Mais en le stimulant, pardine ! Vous savez, les futurs chômeurs de cet âge, qui ont eu des postes de direction, si vous ne les motivez pas à fond, ils finissent par lâcher toutes leurs éconocroques pour retrouver du travail. Quitte à se créer le sien. C'est le risque qu'a pris Bob Sinet. Et réussi. On savait bien que le Philippe Val, usé par de mauvais résultats, et y contribuant par la persistance de sa présence à Charlie, ne parviendrait pas à lancer un nouveau titre lui correspondant, libéral mais trop, obséquieux mais sans ostentation, &c. Mieux valait qu'il finisse dans la quasi-administration, celle où, après avoir été remercié (car on a fait son temps), on vous recase, dans un ministère, une ambassade, &c. Allez, bon vent, Val.
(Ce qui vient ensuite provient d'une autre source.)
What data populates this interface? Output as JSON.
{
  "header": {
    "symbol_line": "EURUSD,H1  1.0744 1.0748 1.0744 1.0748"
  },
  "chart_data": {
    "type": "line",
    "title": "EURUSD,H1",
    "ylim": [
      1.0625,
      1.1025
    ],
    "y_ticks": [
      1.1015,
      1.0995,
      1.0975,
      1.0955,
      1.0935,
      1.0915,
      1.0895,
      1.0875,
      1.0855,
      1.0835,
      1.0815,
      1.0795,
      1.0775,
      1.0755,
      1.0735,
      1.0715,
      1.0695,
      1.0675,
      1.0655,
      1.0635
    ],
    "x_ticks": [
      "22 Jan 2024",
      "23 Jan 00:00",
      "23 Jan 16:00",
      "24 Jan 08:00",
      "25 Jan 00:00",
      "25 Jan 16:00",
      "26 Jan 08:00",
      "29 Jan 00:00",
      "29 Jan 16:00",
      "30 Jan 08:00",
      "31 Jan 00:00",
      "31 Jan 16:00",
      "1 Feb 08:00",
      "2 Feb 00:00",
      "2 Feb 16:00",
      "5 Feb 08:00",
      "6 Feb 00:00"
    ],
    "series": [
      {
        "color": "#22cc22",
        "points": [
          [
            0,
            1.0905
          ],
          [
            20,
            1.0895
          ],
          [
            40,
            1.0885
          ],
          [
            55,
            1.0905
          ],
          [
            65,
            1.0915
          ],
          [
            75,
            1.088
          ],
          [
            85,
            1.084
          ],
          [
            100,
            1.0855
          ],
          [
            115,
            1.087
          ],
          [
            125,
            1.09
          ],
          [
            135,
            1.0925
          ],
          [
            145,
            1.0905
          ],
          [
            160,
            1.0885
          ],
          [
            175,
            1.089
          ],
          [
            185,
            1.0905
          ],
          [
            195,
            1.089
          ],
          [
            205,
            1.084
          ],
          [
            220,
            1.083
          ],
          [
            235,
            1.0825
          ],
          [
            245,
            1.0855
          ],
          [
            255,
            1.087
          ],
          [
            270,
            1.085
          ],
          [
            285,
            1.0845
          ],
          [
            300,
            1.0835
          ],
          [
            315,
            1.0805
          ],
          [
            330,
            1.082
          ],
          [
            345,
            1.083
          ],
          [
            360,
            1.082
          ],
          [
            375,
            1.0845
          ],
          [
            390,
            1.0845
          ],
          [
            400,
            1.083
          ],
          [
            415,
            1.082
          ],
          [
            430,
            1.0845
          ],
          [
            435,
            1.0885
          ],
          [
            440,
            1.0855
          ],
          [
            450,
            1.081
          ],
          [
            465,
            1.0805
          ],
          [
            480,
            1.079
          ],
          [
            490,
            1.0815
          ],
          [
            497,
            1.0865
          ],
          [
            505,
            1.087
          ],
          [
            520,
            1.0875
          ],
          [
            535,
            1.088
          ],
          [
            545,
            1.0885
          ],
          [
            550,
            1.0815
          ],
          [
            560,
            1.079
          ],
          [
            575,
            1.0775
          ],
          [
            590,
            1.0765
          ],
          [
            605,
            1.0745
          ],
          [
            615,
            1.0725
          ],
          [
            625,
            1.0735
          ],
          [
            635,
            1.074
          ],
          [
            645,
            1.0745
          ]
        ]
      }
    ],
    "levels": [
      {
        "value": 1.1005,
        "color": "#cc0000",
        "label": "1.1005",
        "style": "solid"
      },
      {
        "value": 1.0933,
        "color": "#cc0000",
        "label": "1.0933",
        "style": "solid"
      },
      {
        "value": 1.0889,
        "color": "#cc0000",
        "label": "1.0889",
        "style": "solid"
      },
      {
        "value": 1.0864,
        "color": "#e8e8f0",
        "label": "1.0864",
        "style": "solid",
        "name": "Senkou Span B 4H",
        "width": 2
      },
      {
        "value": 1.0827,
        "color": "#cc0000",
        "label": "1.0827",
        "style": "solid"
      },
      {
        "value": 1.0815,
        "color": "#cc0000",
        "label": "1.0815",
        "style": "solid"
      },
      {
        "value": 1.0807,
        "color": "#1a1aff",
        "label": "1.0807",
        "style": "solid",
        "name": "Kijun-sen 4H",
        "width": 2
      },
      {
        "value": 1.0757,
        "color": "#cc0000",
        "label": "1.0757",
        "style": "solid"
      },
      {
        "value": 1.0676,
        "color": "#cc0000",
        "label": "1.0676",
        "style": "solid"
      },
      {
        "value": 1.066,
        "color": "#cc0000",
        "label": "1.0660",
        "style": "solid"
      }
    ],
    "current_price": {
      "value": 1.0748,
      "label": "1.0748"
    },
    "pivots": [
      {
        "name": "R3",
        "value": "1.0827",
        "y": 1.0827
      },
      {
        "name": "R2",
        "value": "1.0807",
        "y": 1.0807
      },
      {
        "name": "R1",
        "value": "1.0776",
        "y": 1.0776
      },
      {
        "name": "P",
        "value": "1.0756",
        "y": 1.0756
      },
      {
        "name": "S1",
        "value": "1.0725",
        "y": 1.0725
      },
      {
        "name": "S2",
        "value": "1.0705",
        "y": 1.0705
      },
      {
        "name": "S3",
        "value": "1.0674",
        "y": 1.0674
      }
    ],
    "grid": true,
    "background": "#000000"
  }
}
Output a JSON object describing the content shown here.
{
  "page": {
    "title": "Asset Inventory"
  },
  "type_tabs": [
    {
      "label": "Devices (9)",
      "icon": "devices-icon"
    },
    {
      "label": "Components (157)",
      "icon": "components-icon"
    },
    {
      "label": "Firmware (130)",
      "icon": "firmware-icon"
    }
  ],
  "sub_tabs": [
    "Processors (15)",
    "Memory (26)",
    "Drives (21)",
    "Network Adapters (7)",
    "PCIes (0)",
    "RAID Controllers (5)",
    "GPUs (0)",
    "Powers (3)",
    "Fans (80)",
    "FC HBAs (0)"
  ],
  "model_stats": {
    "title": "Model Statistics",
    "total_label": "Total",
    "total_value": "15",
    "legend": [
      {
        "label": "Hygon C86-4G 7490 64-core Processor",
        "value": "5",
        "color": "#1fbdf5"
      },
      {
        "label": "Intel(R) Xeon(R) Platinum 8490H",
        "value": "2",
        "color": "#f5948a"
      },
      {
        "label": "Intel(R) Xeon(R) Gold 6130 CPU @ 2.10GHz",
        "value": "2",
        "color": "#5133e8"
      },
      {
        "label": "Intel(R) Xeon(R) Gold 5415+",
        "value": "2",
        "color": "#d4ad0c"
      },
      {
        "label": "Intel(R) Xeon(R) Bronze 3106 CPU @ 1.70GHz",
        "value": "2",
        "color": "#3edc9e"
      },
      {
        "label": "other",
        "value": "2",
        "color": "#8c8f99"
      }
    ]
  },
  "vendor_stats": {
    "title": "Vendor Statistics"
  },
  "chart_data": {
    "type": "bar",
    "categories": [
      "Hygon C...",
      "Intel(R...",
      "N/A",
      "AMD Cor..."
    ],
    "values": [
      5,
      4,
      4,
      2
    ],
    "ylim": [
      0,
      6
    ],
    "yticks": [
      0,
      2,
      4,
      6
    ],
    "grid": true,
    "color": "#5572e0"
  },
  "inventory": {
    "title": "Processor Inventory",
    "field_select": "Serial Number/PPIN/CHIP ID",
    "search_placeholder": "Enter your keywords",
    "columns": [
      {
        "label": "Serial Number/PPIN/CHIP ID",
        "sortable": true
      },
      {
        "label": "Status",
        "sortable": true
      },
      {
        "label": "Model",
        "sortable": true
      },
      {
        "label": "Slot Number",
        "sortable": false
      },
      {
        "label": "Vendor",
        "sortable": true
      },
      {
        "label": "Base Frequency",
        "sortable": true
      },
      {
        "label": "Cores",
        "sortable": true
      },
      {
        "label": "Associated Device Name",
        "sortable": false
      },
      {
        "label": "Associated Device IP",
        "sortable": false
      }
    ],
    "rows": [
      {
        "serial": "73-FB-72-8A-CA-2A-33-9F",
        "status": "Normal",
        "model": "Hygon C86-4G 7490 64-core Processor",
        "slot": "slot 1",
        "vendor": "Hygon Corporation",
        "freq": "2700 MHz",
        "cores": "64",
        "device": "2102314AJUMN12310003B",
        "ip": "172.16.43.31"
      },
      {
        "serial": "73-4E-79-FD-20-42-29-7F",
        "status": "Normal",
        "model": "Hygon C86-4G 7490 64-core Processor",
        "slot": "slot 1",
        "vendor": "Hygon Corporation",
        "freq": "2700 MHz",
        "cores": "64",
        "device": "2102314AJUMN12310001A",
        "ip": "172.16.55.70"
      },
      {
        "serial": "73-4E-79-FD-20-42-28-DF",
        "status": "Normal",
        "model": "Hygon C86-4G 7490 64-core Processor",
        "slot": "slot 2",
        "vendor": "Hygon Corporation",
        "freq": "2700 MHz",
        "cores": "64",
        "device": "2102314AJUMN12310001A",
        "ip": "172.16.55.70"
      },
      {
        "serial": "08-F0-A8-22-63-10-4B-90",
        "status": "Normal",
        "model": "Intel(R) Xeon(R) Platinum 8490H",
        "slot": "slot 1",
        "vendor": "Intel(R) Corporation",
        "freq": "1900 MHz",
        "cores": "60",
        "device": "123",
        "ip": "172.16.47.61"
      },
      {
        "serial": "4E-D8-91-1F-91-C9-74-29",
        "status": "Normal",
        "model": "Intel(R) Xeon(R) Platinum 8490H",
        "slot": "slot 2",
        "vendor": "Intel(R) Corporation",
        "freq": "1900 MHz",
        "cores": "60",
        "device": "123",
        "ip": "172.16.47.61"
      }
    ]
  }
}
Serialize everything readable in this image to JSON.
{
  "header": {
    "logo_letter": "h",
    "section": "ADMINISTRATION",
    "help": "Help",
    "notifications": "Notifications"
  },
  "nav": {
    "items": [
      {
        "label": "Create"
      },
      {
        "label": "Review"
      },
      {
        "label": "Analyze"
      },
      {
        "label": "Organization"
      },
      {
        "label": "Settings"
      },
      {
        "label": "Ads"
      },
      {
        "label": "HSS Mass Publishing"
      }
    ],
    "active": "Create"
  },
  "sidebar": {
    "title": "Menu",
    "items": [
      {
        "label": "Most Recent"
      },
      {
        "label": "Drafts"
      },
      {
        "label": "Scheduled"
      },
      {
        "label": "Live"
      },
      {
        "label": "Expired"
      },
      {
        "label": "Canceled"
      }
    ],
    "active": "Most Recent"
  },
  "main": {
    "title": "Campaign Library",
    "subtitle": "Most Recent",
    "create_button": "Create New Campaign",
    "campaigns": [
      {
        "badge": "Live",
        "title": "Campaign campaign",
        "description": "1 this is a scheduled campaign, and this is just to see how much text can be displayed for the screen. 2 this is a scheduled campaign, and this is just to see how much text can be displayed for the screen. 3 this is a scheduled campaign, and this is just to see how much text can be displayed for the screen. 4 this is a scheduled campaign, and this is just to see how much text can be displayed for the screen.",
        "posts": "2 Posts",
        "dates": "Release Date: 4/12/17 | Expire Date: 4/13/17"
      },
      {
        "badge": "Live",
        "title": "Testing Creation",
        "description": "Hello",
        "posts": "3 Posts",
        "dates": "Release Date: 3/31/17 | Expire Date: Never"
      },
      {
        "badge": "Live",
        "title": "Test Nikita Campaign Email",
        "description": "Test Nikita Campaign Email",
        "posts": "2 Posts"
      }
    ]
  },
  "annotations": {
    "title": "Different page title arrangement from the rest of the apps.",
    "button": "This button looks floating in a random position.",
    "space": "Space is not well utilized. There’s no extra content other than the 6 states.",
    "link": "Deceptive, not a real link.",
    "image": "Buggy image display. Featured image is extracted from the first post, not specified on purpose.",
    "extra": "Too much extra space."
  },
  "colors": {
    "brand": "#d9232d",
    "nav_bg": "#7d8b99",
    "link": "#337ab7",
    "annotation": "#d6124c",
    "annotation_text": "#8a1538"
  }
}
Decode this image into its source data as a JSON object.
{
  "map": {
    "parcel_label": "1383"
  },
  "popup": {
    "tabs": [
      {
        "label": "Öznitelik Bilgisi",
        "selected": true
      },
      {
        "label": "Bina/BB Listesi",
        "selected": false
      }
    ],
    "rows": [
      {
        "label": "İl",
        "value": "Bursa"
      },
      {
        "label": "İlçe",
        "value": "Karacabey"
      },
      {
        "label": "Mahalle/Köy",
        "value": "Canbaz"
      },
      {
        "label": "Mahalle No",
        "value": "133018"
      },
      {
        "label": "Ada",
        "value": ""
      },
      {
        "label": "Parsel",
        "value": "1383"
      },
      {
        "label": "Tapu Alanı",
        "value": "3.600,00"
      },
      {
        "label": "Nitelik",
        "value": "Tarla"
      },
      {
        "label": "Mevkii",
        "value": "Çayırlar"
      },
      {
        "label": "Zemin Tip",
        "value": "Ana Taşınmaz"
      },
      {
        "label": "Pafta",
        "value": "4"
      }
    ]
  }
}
Et on dit merci à qui ? Merci Siné.
Bon, c'est bien, il aura droit à son hochet, et à son ruban, ce petit…
Marcel Amont à Radio-France : merci Carla B.
Je me demande combien va touche M Val tous les mois?
Sans doute sans commune mesure avec le salaire moyen d’un ouvrier ou d’un employé?
Pas mal quand même tous ces hommes à grandes idées!